What organizations should do now
The encouraging news is that the controls are well understood. None of these requires exotic technology — they require deciding, on the record, what your AI agents and MCP servers may do, and verifying it. Start here.
Inventory AI agents
Know every agent operating against your systems.
Review MCP integrations
Map each MCP server and what it connects to.
Review permissions
Tighten scopes to least privilege; revoke unused access.
Enable audit logging
Record every action so it can be reviewed later.
Establish governance controls
Require review and approval before connection.
Perform trust assessments
Evaluate servers and agents against a clear framework.
Conduct risk reviews
Reassess on a cadence, not just at adoption.
The emerging need for AI trust assessments
It is worth restating the through-line: most of these incidents were not caused by malicious AI. They were caused by insufficient governance, excessive permissions, poor controls, and weak visibility. That distinction matters, because it tells you where to invest. You do not primarily need to defend against a hostile model — you need to understand and constrain what the systems you have already deployed are allowed to do.

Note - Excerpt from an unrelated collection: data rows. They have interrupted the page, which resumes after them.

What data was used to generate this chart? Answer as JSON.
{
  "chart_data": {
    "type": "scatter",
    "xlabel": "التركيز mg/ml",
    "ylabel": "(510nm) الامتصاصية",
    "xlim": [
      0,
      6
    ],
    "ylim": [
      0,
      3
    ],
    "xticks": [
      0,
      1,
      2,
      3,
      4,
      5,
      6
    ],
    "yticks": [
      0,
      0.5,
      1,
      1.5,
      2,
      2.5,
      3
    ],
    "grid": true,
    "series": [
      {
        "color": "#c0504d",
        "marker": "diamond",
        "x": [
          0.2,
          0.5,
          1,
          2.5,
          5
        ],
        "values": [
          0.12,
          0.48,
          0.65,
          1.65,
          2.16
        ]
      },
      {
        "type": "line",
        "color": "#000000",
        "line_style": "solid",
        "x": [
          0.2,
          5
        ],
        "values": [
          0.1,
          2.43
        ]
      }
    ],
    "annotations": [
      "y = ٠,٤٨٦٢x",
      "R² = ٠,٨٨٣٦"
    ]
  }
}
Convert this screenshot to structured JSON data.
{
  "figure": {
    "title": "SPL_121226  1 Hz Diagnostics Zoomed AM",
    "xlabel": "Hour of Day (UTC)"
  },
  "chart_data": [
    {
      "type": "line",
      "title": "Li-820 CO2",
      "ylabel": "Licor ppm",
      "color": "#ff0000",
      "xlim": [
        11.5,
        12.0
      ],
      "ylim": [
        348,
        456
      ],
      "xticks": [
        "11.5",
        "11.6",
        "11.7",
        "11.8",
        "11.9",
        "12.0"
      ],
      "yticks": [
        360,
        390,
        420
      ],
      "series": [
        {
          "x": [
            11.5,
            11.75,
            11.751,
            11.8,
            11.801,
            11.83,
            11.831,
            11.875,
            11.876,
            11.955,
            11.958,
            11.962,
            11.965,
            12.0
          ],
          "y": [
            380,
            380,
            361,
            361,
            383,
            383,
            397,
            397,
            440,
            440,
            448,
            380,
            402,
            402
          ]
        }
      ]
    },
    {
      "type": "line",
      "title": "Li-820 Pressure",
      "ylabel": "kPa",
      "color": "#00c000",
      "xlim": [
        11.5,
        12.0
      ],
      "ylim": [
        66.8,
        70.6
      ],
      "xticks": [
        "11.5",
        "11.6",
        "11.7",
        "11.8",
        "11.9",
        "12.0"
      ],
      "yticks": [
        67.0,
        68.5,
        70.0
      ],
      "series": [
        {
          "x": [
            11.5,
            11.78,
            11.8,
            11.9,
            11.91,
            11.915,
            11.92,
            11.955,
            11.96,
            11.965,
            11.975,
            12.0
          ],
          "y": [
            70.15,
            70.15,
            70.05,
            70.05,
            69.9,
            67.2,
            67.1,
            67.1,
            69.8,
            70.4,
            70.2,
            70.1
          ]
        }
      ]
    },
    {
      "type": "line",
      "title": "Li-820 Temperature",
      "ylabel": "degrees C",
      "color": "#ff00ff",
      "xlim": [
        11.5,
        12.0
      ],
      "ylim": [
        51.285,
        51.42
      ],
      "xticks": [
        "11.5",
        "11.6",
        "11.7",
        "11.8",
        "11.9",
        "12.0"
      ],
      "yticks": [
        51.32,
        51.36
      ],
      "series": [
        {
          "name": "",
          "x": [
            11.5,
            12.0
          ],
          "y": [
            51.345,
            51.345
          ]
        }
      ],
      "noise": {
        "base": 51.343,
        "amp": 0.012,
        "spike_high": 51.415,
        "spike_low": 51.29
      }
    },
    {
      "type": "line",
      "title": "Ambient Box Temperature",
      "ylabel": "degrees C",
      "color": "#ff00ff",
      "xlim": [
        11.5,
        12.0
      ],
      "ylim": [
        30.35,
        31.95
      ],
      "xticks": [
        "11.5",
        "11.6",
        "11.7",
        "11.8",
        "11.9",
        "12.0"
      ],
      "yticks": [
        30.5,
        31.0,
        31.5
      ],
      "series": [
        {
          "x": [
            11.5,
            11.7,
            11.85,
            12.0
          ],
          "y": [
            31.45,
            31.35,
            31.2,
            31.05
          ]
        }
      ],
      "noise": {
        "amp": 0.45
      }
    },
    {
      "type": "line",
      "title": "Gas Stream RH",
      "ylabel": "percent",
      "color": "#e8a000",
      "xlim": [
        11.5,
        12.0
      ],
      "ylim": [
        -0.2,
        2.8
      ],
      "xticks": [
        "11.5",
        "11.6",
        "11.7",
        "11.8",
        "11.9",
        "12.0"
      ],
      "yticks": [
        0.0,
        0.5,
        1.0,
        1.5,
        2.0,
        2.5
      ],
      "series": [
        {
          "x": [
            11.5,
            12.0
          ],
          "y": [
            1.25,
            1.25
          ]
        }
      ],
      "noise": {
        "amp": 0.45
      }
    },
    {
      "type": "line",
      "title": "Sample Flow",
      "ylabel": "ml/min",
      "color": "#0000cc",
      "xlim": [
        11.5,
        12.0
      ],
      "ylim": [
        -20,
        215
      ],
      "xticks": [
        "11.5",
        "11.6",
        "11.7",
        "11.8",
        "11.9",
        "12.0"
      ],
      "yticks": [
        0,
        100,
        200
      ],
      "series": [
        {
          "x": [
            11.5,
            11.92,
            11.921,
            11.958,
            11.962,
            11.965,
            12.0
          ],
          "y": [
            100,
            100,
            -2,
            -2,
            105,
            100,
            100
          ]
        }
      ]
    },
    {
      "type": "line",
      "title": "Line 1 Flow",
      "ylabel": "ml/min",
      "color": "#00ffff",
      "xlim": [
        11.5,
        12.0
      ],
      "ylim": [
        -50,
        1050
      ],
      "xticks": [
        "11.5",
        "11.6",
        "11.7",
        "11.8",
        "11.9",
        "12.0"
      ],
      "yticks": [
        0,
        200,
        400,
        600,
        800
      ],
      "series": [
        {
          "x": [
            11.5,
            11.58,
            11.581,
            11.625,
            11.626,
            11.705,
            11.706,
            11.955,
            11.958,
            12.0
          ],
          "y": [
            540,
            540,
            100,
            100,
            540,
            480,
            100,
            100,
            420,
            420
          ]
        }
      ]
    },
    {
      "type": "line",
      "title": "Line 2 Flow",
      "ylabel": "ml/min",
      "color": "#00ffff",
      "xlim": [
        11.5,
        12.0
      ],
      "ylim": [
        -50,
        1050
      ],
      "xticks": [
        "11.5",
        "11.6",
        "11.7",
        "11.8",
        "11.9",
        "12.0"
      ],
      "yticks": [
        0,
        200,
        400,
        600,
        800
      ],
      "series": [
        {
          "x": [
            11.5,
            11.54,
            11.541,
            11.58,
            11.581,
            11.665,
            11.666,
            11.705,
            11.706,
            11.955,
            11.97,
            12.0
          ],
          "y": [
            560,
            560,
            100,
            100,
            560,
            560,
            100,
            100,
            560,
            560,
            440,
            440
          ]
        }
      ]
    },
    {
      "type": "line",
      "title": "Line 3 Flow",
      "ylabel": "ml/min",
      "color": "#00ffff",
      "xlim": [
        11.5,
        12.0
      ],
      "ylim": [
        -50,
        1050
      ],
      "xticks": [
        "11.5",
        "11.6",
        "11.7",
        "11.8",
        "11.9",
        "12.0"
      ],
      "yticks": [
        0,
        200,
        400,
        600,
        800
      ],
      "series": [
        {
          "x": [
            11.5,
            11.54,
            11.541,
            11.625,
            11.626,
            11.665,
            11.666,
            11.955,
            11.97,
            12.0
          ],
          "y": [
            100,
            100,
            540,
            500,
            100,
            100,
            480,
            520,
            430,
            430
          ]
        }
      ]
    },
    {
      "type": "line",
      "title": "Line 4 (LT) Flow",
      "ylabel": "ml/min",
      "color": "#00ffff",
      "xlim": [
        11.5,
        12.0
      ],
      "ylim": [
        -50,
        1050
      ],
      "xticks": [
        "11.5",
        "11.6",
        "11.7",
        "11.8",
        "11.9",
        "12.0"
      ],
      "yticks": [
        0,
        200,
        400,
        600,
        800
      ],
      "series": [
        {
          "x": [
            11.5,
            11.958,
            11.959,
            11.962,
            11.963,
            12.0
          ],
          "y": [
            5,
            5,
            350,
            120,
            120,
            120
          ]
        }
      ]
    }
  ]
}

This is what creates the growing need for structured trust assessments: a repeatable way to evaluate an agent or MCP server’s permissions, security, governance, and transparency before it connects, and to reassess it as it changes. The same review that would have flagged an over-permissioned database connection or an unauthenticated MCP server is the review that scales as your AI footprint grows.
Looking ahead
This is the first in a planned series. Metinc intends to publish a monthly AI Trust & Governance Incident Report so teams can track how the landscape is moving without combing through scattered disclosures themselves.
Each month, Metinc plans to track the incidents and patterns shaping AI trust and governance.
Metinc is exploring methodologies that help organizations better understand trust, governance, transparency, and operational risk across AI agents and MCP ecosystems — so adopting new capabilities does not mean losing visibility or control.